Ruth Bader Ginsburg recognized that dismantling patriarchy was necessary not only for women’s liberation, but for all of us to have the freedom to thrive regardless of gender. That certainty drove her strategy during the eight years she spent as director of the ACLU Women’s Rights Project, which she co-founded with Brenda Feigen in 1972.

No case better encapsulated Ginsburg’s strategy in the 1970s than that of Charles Moritz. Moritz was solely responsible for the care of his elderly mother, but he had been denied a caregiving tax deduction because he was an unmarried man. By representing him, Ginsburg was able to show male judges that sex discrimination hurt men as well as women. And, because the case originated in tax court, it allowed Ginsburg and her beloved husband Marty, a tax specialist, to collaborate on work as well as life.

The government’s defense in the case backfired spectacularly. It pointed to a hefty list of federal statutes that, like the one that disadvantaged Moritz, expressly distinguished between women and men. Ginsburg couldn’t possibly be right about the tax law, argued the government, because if she was, then hundreds if not thousands of other laws would be unconstitutional, too. Ginsburg prevailed, and the list – known as “Appendix E” – became WRP’s playbook as Ginsburg and her colleagues systematically took aim at laws that discriminated on the basis of sex.

While Ginsburg succeeded in establishing that the government could not condition benefits on sex, the private sector has been slow to catch up. In recent years, WRP has challenged employer policies premised on the generalization that women are the primary caregivers at home and has fought for men and women to be entitled equally to benefits like parental leave to care for newborn children.
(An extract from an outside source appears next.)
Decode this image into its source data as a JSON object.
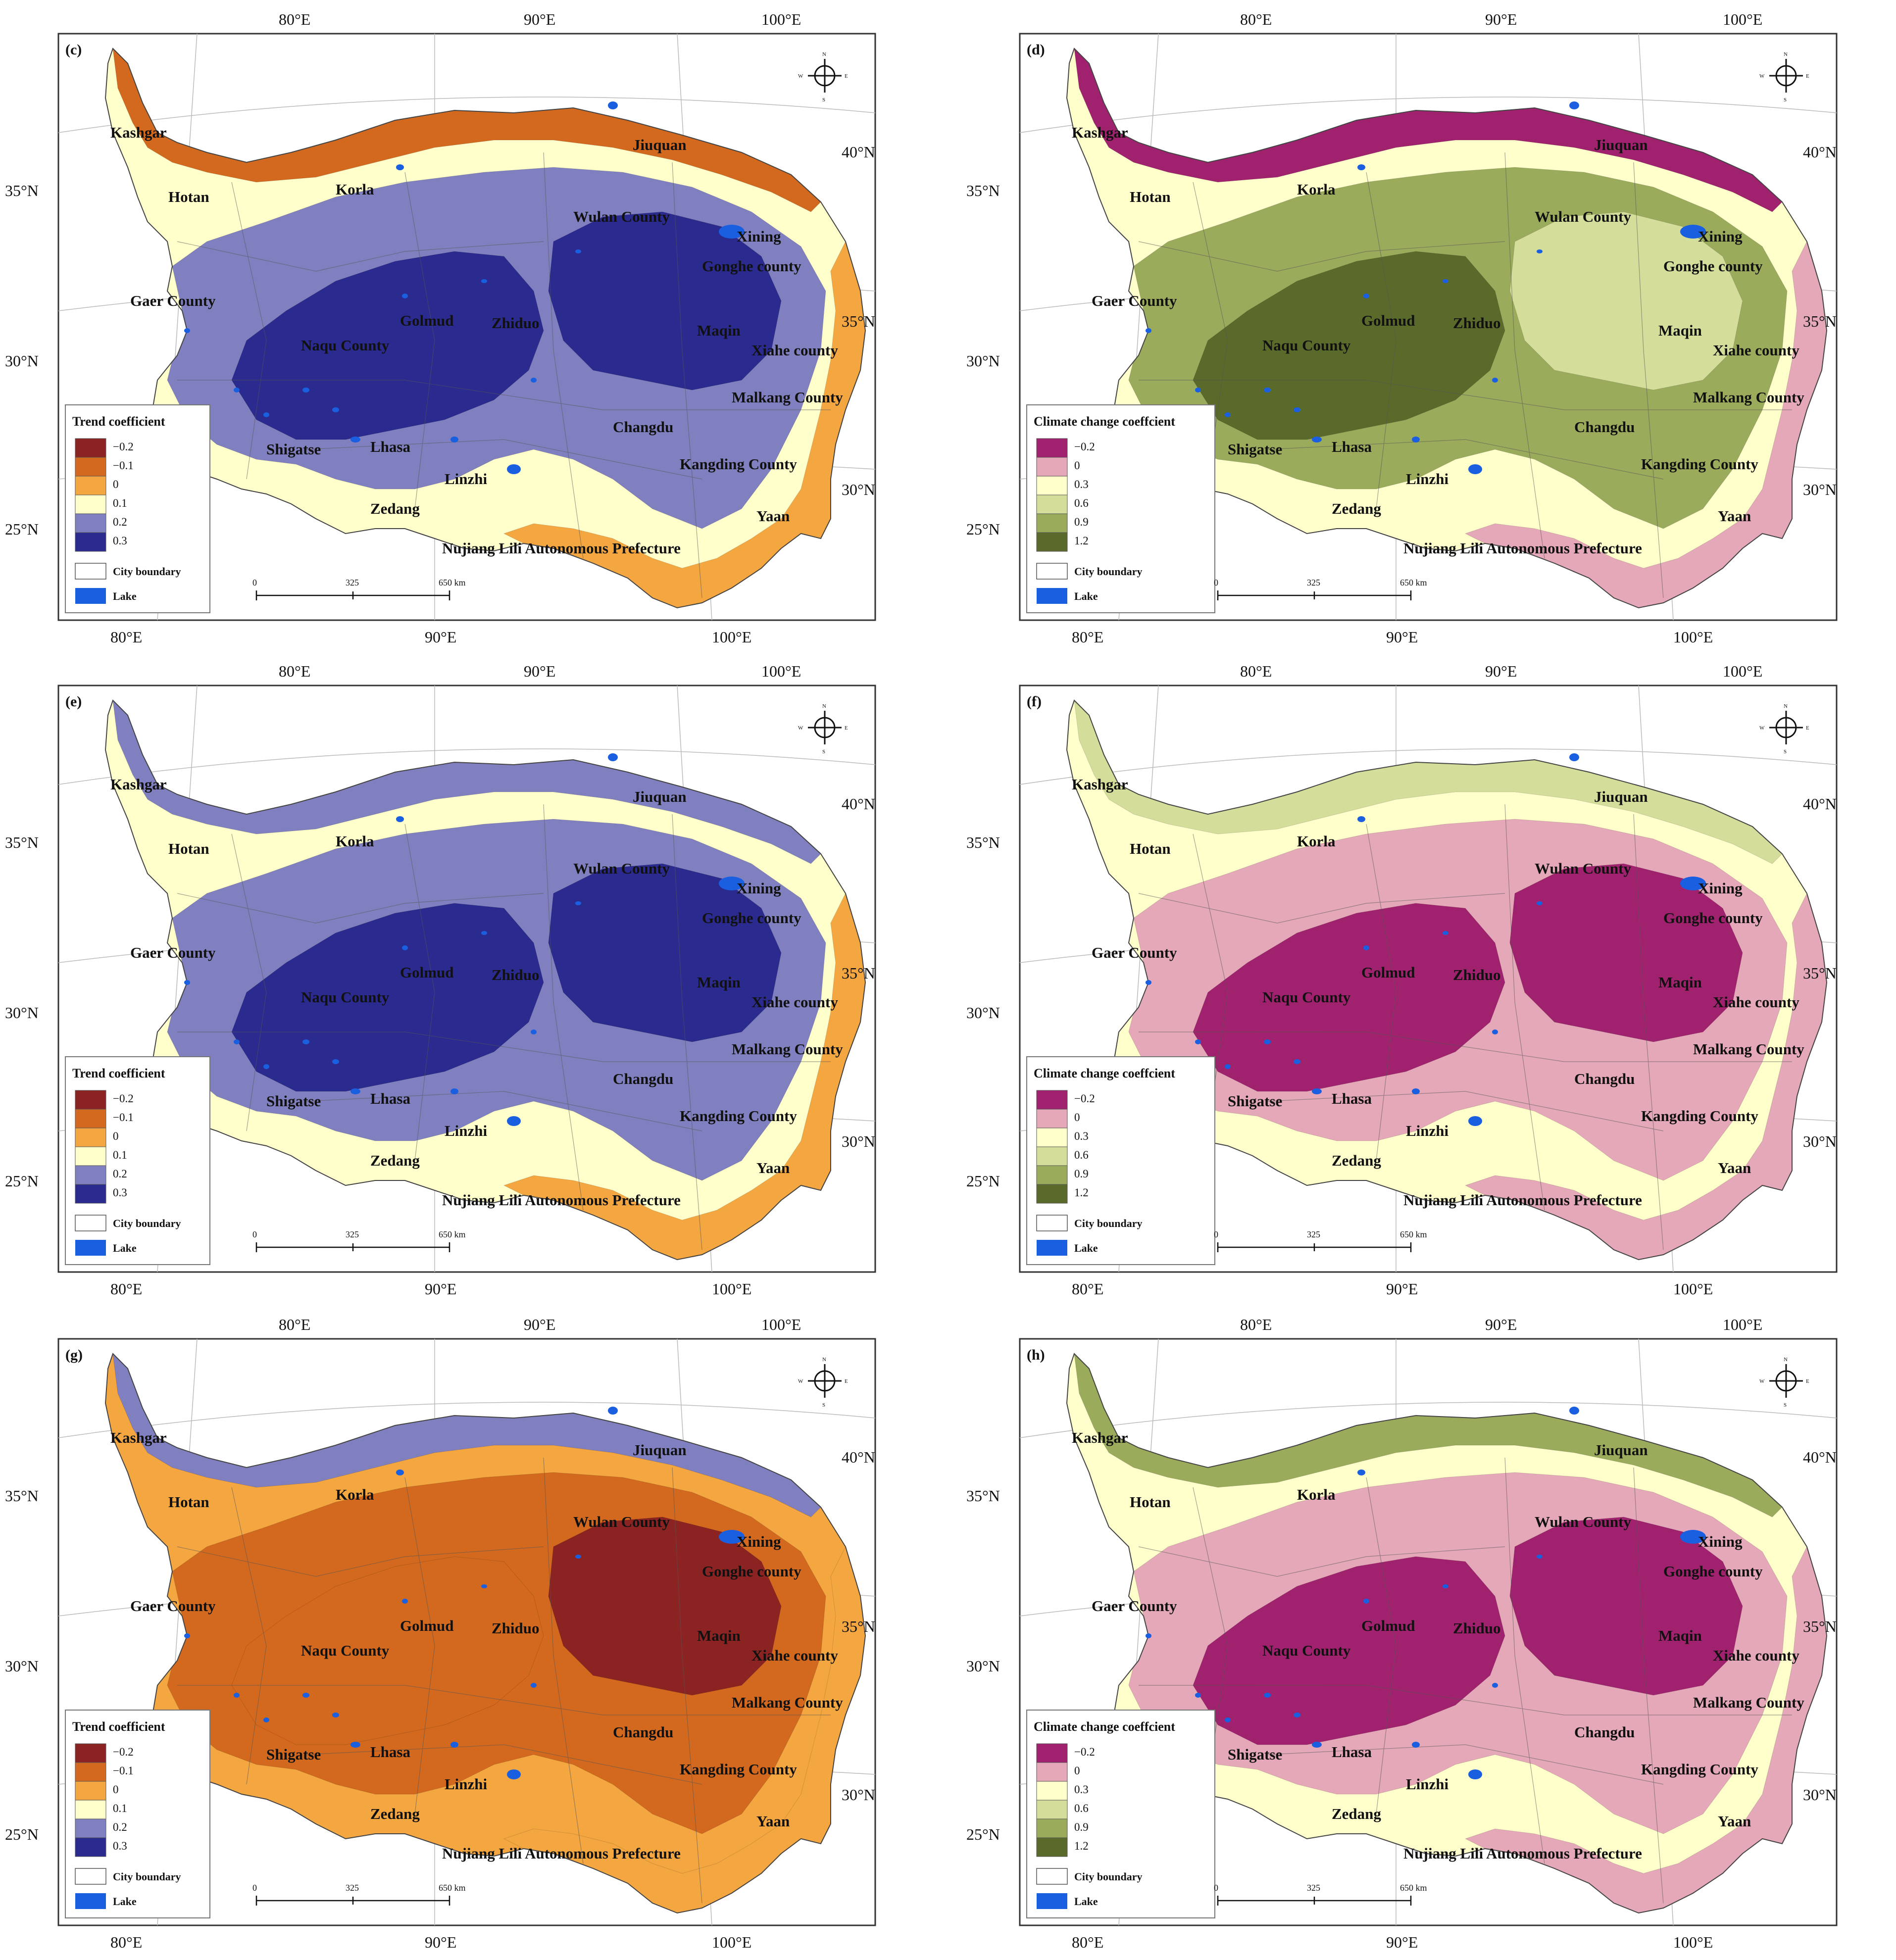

Men’s full participation in early days of parenting can lead to more equitable family roles over the long haul.

Ginsburg knew that, in order for women to step out of caregiving roles, men would have to step into them. That’s not to say that Ginsburg prioritized work outside the home over work within it. To the contrary, it was her fervent hope that everyone could share equally in the joys and labor of family life.

I had the opportunity to interview Justice Ginsburg in what turned out to be one of her final public appearances. Knowing that she had often been asked how she balanced her own career with parenting, I wondered whether anyone had ever asked her husband about how he achieved work-life balance. Unfortunately, Marty wasn’t there to speak for himself, having died a decade earlier. Instead, I asked Ginsburg what advice she would give to men who are working and parenting. “One of the saddest things about men’s lives is that they’re out there working,” she answered, “and one day their children are grown and they didn’t have any real part in raising them.”

I remembered Ginsburg’s remarks in that moment on Friday evening when we learned, as the sky went dark and a new year began according to the Jewish calendar, that she had died. Just as childhood is fleeting, so too she had left us too soon. We at the ACLU will use each day to carry forward her legacy.